In my past experience, setting this flag has made a tremendous difference. As far as I can tell, runhugs and unoptimized ghc use the most basic, obvious implementation of Haskell; unfortunately, this sometimes isn't very efficient.

根据我过去的经验,设置这个标志已经产生了巨大的变化。 runkugs和unoptimized ghc使用Haskell最基本,最明显的实现;不幸的是,这有时效率不高。

But that's just a guess. As I said in my comment, I hope that someone answers your question well. I often have problems analyzing and fixing Haskell's memory usage.

但这只是猜测。正如我在评论中所说,我希望有人能很好地回答你的问题。我经常在分析和修复Haskell的内存使用方面遇到问题。

#6

Use switch -fvia-C also.

也可以使用switch -fvia-C。

#7

One thing that jumped to my eye now is that the Haskell output is a float, while the C output seems to be integer. I have not yet come to grips with Haskell code, but is there perhaps some place where you have floating point arithmetic in Haskell while C uses integers?
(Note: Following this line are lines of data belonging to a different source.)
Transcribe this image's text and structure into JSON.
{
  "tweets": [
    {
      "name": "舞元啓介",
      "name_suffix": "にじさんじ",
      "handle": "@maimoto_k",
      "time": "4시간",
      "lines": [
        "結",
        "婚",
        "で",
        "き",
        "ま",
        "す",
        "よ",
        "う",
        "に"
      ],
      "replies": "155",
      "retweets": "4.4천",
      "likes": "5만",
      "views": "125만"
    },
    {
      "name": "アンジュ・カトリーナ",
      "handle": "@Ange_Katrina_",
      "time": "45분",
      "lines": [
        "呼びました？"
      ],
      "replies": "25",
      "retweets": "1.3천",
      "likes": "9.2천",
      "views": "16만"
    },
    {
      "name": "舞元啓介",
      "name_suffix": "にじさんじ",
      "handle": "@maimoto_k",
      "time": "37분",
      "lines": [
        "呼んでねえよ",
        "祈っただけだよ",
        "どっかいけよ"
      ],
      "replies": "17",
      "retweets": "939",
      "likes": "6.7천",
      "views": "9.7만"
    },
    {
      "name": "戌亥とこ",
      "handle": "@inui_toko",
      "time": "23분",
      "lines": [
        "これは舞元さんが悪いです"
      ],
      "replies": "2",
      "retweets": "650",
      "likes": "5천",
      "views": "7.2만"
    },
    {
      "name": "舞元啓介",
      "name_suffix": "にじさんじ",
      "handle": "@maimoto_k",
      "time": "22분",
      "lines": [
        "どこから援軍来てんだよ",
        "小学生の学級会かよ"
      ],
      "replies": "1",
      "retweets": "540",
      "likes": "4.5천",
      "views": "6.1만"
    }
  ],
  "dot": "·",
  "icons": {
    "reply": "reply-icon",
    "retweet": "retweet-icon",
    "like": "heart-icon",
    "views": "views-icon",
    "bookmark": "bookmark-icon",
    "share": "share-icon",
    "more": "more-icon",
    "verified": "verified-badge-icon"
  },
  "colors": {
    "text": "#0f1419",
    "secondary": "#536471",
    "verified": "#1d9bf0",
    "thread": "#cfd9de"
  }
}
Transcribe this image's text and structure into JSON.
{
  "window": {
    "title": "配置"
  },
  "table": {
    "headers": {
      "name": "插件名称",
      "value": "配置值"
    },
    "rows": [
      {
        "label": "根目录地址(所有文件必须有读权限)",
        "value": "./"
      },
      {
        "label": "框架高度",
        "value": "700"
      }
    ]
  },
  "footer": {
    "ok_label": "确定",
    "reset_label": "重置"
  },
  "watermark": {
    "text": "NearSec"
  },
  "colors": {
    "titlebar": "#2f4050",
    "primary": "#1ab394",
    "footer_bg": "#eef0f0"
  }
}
现在跳到我眼前的一件事是Haskell输出是一个浮点数,而C输出似乎是整数。我还没有掌握Haskell代码,但是在Cask使用整数时,是否有一些地方你在Haskell中有浮点运算?

#1

Lists are not the best datastructure for this type of code (with lots of (++), and (last)). You lose a lot of time constucting and deconstructing lists. I'd use Data.Sequence or arrays, as in C versions.

列表不是这类代码的最佳数据结构(有很多(++)和(最后))。你失去了大量的时间来构建和解构列表。我在C版本中使用Data.Sequence或数组。
There is no chance for thunks of makeu0 to be garbage-collected, since you need to retain all of them (well, all of the results of "diffuse", to be exact) all the way till the end of computation in order to be able to do "reverse" in applyBC. Which is very expensive thing, considering that you only need two items from the tail of the list for your "zeroflux".

makeu0的thunks没有机会被垃圾收集,因为你需要保留所有这些(好吧,所有“漫反射”的结果,确切地说)直到计算结束才能成为能够在applyBC中做“逆转”。这是非常昂贵的事情,考虑到您只需要列表尾部的两个项目为您的“zeroflux”。